McDowell County Schools, located in West Virginia, had difficulty recruiting and retaining qualified teachers and substitutes due to their remote location. Being in a poor county, many substitutes could not afford to obtain the requirements to become a certified teacher. One of their English Language Arts teaching positions had been vacant for two years. Students and parents were concerned with kids not learning the content they needed to know, the state of their grades and receiving high school credit needed to graduate. Due to the high turnover of teachers, students were struggling with feeling belonged. The district had previously attempted implementing online classes, but found the structure to be impersonal and unbeneficial to student success. The courses would have students go online, watch videos and take tests on the content. Associate superintendent Dr. Ingrida Barker desired a more personal solution to their teacher shortage.

The Solution

When McDowell County Schools was introduced to Proximity Learning (PLI), they found an innovative opportunity to meet the needs of their students while engaging them with a better online learning experience. Dr. Barker said this model of online learning is more personalized, as it provides face-to-face communication with a highly-qualified and certified teacher multiple times a week through live video. The students are able to interact and build relationships with the teacher and ask questions outside of class.
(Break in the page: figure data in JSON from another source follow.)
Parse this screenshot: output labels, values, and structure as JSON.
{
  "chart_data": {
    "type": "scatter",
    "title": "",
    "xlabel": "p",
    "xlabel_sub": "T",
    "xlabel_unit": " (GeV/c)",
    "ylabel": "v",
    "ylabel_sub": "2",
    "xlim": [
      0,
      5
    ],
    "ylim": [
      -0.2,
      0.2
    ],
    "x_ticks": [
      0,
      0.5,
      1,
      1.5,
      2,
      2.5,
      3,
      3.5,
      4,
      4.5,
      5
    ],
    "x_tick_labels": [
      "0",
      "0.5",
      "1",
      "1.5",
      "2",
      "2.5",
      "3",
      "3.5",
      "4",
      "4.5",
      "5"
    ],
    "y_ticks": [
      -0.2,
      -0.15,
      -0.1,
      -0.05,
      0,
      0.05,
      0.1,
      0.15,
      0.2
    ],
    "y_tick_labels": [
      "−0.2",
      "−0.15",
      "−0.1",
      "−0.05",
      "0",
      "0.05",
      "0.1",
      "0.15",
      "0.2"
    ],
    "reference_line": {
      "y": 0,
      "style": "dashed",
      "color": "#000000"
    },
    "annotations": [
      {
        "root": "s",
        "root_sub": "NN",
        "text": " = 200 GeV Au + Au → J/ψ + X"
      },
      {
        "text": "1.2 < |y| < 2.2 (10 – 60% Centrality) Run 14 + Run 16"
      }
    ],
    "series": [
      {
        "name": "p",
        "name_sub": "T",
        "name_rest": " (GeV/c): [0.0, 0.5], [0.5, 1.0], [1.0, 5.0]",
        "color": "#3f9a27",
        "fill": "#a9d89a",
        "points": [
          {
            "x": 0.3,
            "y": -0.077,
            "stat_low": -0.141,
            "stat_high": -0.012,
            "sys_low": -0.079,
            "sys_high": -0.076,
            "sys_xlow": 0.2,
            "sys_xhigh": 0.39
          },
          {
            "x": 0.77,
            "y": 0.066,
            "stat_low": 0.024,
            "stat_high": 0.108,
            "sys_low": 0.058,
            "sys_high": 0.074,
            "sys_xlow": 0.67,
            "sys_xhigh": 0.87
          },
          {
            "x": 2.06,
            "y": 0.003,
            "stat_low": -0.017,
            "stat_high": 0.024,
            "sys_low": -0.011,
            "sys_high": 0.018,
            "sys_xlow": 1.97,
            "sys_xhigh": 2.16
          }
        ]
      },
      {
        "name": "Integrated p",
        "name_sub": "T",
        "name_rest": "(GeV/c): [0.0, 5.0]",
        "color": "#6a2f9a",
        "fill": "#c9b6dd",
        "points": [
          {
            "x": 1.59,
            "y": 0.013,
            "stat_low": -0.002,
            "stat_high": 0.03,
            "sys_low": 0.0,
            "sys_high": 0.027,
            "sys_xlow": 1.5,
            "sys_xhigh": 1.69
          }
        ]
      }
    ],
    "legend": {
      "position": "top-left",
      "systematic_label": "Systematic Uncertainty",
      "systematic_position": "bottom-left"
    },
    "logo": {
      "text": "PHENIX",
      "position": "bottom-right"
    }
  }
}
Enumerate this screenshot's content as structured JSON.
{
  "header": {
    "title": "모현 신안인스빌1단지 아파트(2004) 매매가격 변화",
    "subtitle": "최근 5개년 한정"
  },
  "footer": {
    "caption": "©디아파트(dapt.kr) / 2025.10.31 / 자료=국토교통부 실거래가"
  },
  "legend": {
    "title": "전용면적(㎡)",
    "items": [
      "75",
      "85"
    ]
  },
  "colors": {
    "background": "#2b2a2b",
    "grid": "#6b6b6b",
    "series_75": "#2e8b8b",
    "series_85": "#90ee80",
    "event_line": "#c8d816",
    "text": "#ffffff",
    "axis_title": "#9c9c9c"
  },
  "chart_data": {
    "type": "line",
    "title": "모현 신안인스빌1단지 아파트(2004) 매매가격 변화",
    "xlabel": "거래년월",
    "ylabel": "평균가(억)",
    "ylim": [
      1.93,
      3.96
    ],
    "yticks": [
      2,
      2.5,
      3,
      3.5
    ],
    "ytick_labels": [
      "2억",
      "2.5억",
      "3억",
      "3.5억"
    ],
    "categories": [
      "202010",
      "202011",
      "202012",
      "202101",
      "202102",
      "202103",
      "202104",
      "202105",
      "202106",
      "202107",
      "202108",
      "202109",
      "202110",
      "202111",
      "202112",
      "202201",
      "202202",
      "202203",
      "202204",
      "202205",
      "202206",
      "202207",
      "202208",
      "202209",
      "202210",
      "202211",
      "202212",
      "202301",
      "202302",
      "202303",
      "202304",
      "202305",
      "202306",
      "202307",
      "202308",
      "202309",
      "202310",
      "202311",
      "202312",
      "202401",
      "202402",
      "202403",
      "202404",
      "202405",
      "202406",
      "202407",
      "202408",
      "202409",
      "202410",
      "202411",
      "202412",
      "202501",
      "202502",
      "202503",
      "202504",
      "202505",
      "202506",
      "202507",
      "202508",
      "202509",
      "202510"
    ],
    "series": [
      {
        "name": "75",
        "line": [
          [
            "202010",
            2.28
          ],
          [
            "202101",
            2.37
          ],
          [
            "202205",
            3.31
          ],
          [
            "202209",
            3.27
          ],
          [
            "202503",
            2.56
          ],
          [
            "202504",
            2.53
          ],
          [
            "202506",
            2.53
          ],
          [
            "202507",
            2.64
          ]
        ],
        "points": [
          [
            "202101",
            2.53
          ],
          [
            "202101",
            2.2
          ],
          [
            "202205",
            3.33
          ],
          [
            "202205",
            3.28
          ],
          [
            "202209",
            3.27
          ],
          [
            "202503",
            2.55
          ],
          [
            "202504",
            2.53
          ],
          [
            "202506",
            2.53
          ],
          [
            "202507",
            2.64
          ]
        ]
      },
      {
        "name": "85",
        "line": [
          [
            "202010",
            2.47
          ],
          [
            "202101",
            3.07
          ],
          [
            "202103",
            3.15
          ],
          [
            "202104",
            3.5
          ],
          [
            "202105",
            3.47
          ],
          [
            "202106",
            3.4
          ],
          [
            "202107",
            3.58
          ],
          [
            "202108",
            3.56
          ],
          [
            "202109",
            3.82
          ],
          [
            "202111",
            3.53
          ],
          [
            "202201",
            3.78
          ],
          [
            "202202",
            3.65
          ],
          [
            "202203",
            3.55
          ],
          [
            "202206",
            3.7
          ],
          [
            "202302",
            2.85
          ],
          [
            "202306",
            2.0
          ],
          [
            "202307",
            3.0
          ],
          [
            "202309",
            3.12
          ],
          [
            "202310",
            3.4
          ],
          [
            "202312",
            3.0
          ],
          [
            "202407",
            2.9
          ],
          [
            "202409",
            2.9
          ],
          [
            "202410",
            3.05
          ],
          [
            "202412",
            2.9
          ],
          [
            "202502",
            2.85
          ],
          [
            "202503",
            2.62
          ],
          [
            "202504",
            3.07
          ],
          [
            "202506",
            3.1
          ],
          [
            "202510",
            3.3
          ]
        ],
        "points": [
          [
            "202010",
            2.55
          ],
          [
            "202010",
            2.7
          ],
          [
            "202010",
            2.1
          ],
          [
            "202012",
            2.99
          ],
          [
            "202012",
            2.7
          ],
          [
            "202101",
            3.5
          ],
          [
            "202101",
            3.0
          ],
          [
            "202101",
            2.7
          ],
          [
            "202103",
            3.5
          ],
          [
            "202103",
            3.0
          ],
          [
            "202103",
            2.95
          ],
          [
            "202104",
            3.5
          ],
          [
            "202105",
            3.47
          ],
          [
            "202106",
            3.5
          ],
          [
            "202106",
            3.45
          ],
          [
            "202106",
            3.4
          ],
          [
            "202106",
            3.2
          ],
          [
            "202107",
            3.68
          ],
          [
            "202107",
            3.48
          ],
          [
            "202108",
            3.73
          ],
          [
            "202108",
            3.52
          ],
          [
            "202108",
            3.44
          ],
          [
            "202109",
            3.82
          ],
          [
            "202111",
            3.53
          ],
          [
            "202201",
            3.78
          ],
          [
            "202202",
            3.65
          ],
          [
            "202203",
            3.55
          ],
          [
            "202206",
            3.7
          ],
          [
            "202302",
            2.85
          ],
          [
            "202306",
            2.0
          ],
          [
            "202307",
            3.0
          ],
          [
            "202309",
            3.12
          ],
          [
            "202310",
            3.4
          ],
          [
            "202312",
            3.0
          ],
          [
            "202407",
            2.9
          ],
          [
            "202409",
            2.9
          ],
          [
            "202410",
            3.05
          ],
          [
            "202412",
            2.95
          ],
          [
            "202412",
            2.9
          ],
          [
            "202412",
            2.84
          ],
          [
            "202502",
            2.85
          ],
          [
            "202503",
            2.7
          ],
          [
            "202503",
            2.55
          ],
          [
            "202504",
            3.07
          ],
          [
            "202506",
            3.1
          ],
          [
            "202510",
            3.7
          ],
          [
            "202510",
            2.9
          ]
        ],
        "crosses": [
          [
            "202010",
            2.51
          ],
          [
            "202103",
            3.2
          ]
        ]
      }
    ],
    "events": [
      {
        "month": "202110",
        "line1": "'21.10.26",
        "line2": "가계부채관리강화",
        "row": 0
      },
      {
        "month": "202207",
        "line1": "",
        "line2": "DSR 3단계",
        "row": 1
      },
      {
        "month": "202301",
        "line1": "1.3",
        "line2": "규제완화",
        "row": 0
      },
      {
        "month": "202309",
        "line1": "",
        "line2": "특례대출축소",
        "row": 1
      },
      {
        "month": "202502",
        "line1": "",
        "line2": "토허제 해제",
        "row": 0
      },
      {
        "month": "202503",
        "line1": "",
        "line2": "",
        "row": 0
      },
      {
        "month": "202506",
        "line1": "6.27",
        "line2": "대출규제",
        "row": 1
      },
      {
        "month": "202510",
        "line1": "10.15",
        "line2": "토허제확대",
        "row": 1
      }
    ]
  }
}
PLI adjusts to the structure of the school by using their textbooks, following their standards and fitting into their schedule. Beyond the students, Dr. Baker took advantage of the opportunity to use PLI as a professional development program for their own teachers. By cycling their teachers into the in-class facilitator role to monitor the students and assist the PLI teacher with lessons, they are able to learn and gain skills by watching a certified teacher teach.